Donald Trump
Credit: Gage Skidmore/Flickr

Following a series of flip-flops by Trump, some in the media have once again engaged in their never-ending search for a “pivot” from the president to the center. But I’m much more inclined to agree with how Steve Benen described what’s going on.

I’ve seen some suggestions that the president is pivoting, changing his positions as part of some kind of White House reboot. I’m afraid that’s probably wishful thinking. Trump isn’t adapting to changing circumstances or shift his agenda to become more popular. He’s just swinging wildly in the dark, making up a haphazard agenda as he goes along.

Chalking this up to some kind of new strategy probably gives Trump and his team too much credit. What we’re witnessing is governing chaos, driven by longstanding ignorance and confusion, led by a clumsy president with few core beliefs to help him navigate.

Benen goes on to point to a similar column from E.J. Dionne, who zeros in on what Trump just said about his chief strategist Steve Bannon.

“I like Steve, but you have to remember he was not involved in my campaign until very late,” Trump said. “I had already beaten all the senators and all the governors, and I didn’t know Steve. I’m my own strategist and it wasn’t like I was going to change strategies because I was facing crooked Hillary.”

As an aside, Dionne points out that the statement “I didn’t know Steve” is a lie given that the president appeared on his radio show nine times since 2011. It’s almost as if Trump can’t help himself and lying is an addiction. But there is also some truth in what he said. Based on things in his past — like attacks on the Central Park 5 and chronic birtherism — Trump didn’t need any help from Bannon on being racist.

Both Benen and Dionne suggest that the chaos we’re witnessing is a result of the fact that the president has no core beliefs or principles. I agree with that…to a point. But there are a couple of principles that have always been core to Trump. About a year ago, Franklin Foer identified them.

Donald Trump holds one core belief. It’s not limited government. He favored a state takeover of health care before he was against it. Nor is it economic populism. Despite many years of arguing the necessity of taxing the rich, he now wants to slice their rates to bits. Trump has claimed his nonlinear approach to policy is a virtue. Closing deals is what matters in the end, he says, not unbleached allegiance to conviction. But there’s one ideology that he does hold with sincerity and practices with unwavering fervor: misogyny…

Trump wants us to know all about his sex life. He doesn’t regard sex as a private activity. It’s something he broadcasts to demonstrate his dominance, of both women and men. In his view, treating women like meat is a necessary precondition for winning, and winning is all that matters in his world. By winning, Trump means asserting superiority. And since life is a zero-sum game, superiority can only be achieved at someone else’s expense.

Dominance and winning will always be the foundation on which Trump engages with the world. They inform not only his misogyny, but his racism as well.

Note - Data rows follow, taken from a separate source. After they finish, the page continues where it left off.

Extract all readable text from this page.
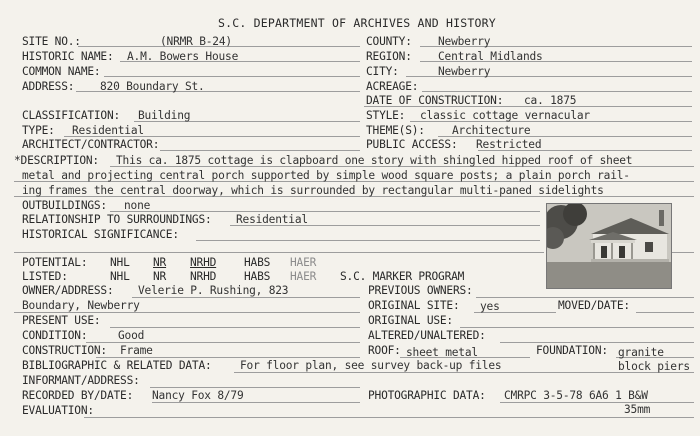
S.C. DEPARTMENT OF ARCHIVES AND HISTORY
SITE NO.:	(NRMR B-24)
HISTORIC NAME: A.M. Bowers House
COMMON NAME:
ADDRESS: 820 Boundary St.
CLASSIFICATION: Building
TYPE: Residential
ARCHITECT/CONTRACTOR:
COUNTY: Newberry
REGION: Central Midlands
CITY:	Newberry
ACREAGE:
DATE OF CONSTRUCTION: ca. 1875
STYLE: classic cottage vernacular
THEME(S): Architecture
PUBLIC ACCESS: Restricted
*DESCRIPTION: This ca. 1875 cottage is clapboard one story with shingled hipped roof of sheet
metal and projecting central porch supported by simple wood square posts; a plain porch rail-
ing frames the central doorway, which is surrounded by rectangular multi-paned sidelights
OUTBUILDINGS: none
RELATIONSHIP TO SURROUNDINGS: Residential
HISTORICAL SIGNIFICANCE:
POTENTIAL: NHL NR NRHD HABS HAER
LISTED:	NHL NR NRHD HABS HAER S.C. MARKER PROGRAM
OWNER/ADDRESS: Velerie P. Rushing, 823
Boundary, Newberry
PRESENT USE:
CONDITION:	Good
CONSTRUCTION: Frame
BIBLIOGRAPHIC & RELATED DATA:	For floor plan, see survey back-up files
INFORMANT/ADDRESS:
RECORDED BY/DATE: Nancy Fox 8/79
EVALUATION:
PREVIOUS OWNERS:
ORIGINAL SITE: yes	MOVED/DATE:
ORIGINAL USE:
ALTERED/UNALTERED:
ROOF: sheet metal	FOUNDATION: granite
block piers
PHOTOGRAPHIC DATA: CMRPC 3-5-78 6A6 1 B&W
35mm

Those principles account for the fact that there have been no flip-flops or attempts to reign in the racist policies that are consuming the work of Attorney General Sessions or the Department of Homeland Security. I’ve already pointed out how we’re seeing that with Sessions plans to reinvigorate the war on drugs and his rhetoric with regards to undocumented immigrants. As David Nakamura reports, the administration continues to build up a nationwide deportation force.

The Trump administration is quickly identifying ways to assemble the nationwide deportation force that President Trump promised on the campaign trail as he railed against the dangers posed by illegal immigration.

An internal Department of Homeland Security assessment obtained by The Washington Post shows the agency has already found 33,000 more detention beds to house undocumented immigrants, opened discussions with dozens of local police forces that could be empowered with enforcement authority and identified where construction of Trump’s border wall could begin.

The agency also is considering ways to speed up the hiring of hundreds of new Customs and Border Patrol officers, including ending polygraph and physical fitness tests in some cases, according to the documents.

While some see a pivot to the center and others see chaos, the racist policies of this administration demonstrate that the core principles of Donald Trump, which were so vividly on display during the campaign, have not been abandoned. As Jonathan Chait wrote, “His message of tribalism is his most successful and dangerous accomplishment.”